* TSX climbs 0.47 percent to 11,705.13
* Nine of 10 groups rise
* Royal Bank falls as results miss estimates, (Adds details)
By Ka Yan Ng
TORONTO, Aug 26 (Reuters) - Toronto’s main stock index climbed on Thursday morning as stronger-than-expected U.S. economic data helped alleviate worries about a weak U.S. labor market, but its financial sector was dragged lower by disappointment over Royal Bank of Canada’s (RY.TO) quarterly results.
New U.S. claims for unemployment benefits fell more than expected last week and a measure of underlying labor market trends rose to a nine-month high, U.S. government data showed. [ID:nN26152418]

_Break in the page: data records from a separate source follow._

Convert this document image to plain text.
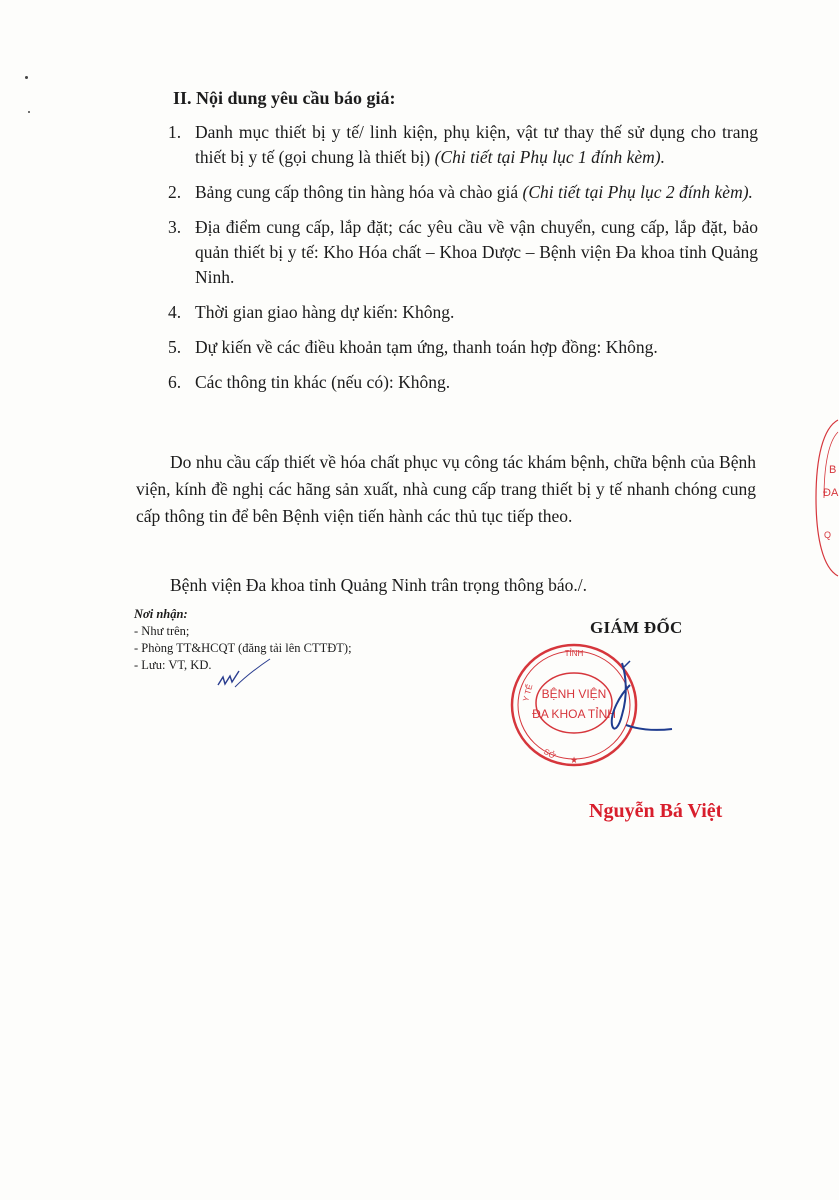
II. Nội dung yêu cầu báo giá:
1. Danh mục thiết bị y tế/ linh kiện, phụ kiện, vật tư thay thế sử dụng cho trang thiết bị y tế (gọi chung là thiết bị) (Chi tiết tại Phụ lục 1 đính kèm).
2. Bảng cung cấp thông tin hàng hóa và chào giá (Chi tiết tại Phụ lục 2 đính kèm).
3. Địa điểm cung cấp, lắp đặt; các yêu cầu về vận chuyển, cung cấp, lắp đặt, bảo quản thiết bị y tế: Kho Hóa chất – Khoa Dược – Bệnh viện Đa khoa tỉnh Quảng Ninh.
4. Thời gian giao hàng dự kiến: Không.
5. Dự kiến về các điều khoản tạm ứng, thanh toán hợp đồng: Không.
6. Các thông tin khác (nếu có): Không.

Do nhu cầu cấp thiết về hóa chất phục vụ công tác khám bệnh, chữa bệnh của Bệnh viện, kính đề nghị các hãng sản xuất, nhà cung cấp trang thiết bị y tế nhanh chóng cung cấp thông tin để bên Bệnh viện tiến hành các thủ tục tiếp theo.

Bệnh viện Đa khoa tỉnh Quảng Ninh trân trọng thông báo./.

Nơi nhận:
- Như trên;
- Phòng TT&HCQT (đăng tải lên CTTĐT);
- Lưu: VT, KD.
GIÁM ĐỐC
BỆNH VIỆN
ĐA KHOA TỈNH
TỈNH
Y TẾ
SỞ ★
Nguyễn Bá Việt
B
ĐA
Q
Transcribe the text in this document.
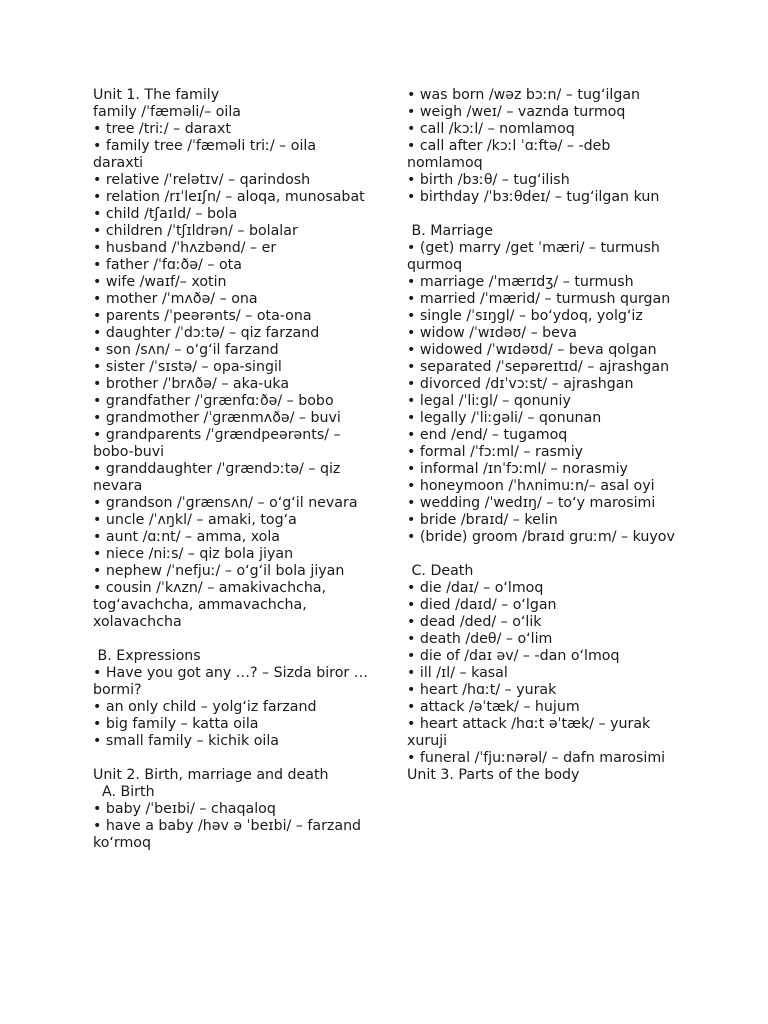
Unit 1. The family
family /ˈfæməli/– oila
• tree /triː/ – daraxt
• family tree /ˈfæməli triː/ – oila daraxti
• relative /ˈrelətɪv/ – qarindosh
• relation /rɪˈleɪʃn/ – aloqa, munosabat
• child /tʃaɪld/ – bola
• children /ˈtʃɪldrən/ – bolalar
• husband /ˈhʌzbənd/ – er
• father /ˈfɑːðə/ – ota
• wife /waɪf/– xotin
• mother /ˈmʌðə/ – ona
• parents /ˈpeərənts/ – ota-ona
• daughter /ˈdɔːtə/ – qiz farzand
• son /sʌn/ – oʻgʻil farzand
• sister /ˈsɪstə/ – opa-singil
• brother /ˈbrʌðə/ – aka-uka
• grandfather /ˈɡrænfɑːðə/ – bobo
• grandmother /ˈɡrænmʌðə/ – buvi
• grandparents /ˈɡrændpeərənts/ – bobo-buvi
• granddaughter /ˈɡrændɔːtə/ – qiz nevara
• grandson /ˈɡrænsʌn/ – oʻgʻil nevara
• uncle /ˈʌŋkl/ – amaki, togʻa
• aunt /ɑːnt/ – amma, xola
• niece /niːs/ – qiz bola jiyan
• nephew /ˈnefjuː/ – oʻgʻil bola jiyan
• cousin /ˈkʌzn/ – amakivachcha, togʻavachcha, ammavachcha, xolavachcha
B. Expressions
• Have you got any …? – Sizda biror … bormi?
• an only child – yolgʻiz farzand
• big family – katta oila
• small family – kichik oila
Unit 2. Birth, marriage and death
A. Birth
• baby /ˈbeɪbi/ – chaqaloq
• have a baby /həv ə ˈbeɪbi/ – farzand koʻrmoq
• was born /wəz bɔːn/ – tugʻilgan
• weigh /weɪ/ – vaznda turmoq
• call /kɔːl/ – nomlamoq
• call after /kɔːl ˈɑːftə/ – -deb nomlamoq
• birth /bɜːθ/ – tugʻilish
• birthday /ˈbɜːθdeɪ/ – tugʻilgan kun
B. Marriage
• (get) marry /get ˈmæri/ – turmush qurmoq
• marriage /ˈmærɪdʒ/ – turmush
• married /ˈmærid/ – turmush qurgan
• single /ˈsɪŋgl/ – boʻydoq, yolgʻiz
• widow /ˈwɪdəʊ/ – beva
• widowed /ˈwɪdəʊd/ – beva qolgan
• separated /ˈsepəreɪtɪd/ – ajrashgan
• divorced /dɪˈvɔːst/ – ajrashgan
• legal /ˈliːgl/ – qonuniy
• legally /ˈliːgəli/ – qonunan
• end /end/ – tugamoq
• formal /ˈfɔːml/ – rasmiy
• informal /ɪnˈfɔːml/ – norasmiy
• honeymoon /ˈhʌnimuːn/– asal oyi
• wedding /ˈwedɪŋ/ – toʻy marosimi
• bride /braɪd/ – kelin
• (bride) groom /braɪd gruːm/ – kuyov
C. Death
• die /daɪ/ – oʻlmoq
• died /daɪd/ – oʻlgan
• dead /ded/ – oʻlik
• death /deθ/ – oʻlim
• die of /daɪ əv/ – -dan oʻlmoq
• ill /ɪl/ – kasal
• heart /hɑːt/ – yurak
• attack /əˈtæk/ – hujum
• heart attack /hɑːt əˈtæk/ – yurak xuruji
• funeral /ˈfjuːnərəl/ – dafn marosimi
Unit 3. Parts of the body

That was enough to lift nine of the 10 sectors on the Toronto stock index, with the commodities groups, oil and gas and materials, leading the way.
Peter Chandler, senior vice-president at Canaccord Wealth Management in Waterloo, Ontario, said bargain-hunting was at work as resource shares have been drawn lower recently.
The energy group rose 0.6 percent as the price of oil rose for a second day, lifting Suncor Energy (SU.TO) by 1.47 percent to C$32.45, and Imperial Oil (IMO.TO) 0.5 percent to C$38.69.
Materials were up 0.8 percent, helped by rising copper prices. Teck Resources TCKb.TO rose 2.85 percent to C$34.69.
At 10:45 a.m. (1445 GMT), the Toronto Stock Exchange’s S&P/TSX composite index .GSPTSE climbed 57.01 points, or 0.47 percent, to 11,705.13.
The index dipped briefly in early dealings due to a fall in its financials sector. Financial shares were the lone index sector in the red, pulled down 0.11 percent by disappointment over Royal Bank of Canada’s quarterly results.
Canada’s largest bank fell sharply after its third-quarter profit fell 18 percent, missing analysts’ estimates, as weak trading activity ate into capital markets income. Royal tumbled 2.5 percent to C$49.40. [ID:nN26176305]
The rest of the big banks were all higher, including National Bank of Canada (NA.TO), which rose 2.1 percent to C$56.83 after it posted better-than-expected results. [ID:nN26182091]
“Rather than a sector-wide phenomenon, it’s more what are the expectations that have been building up on those individual equities in that sector,” Chandler said.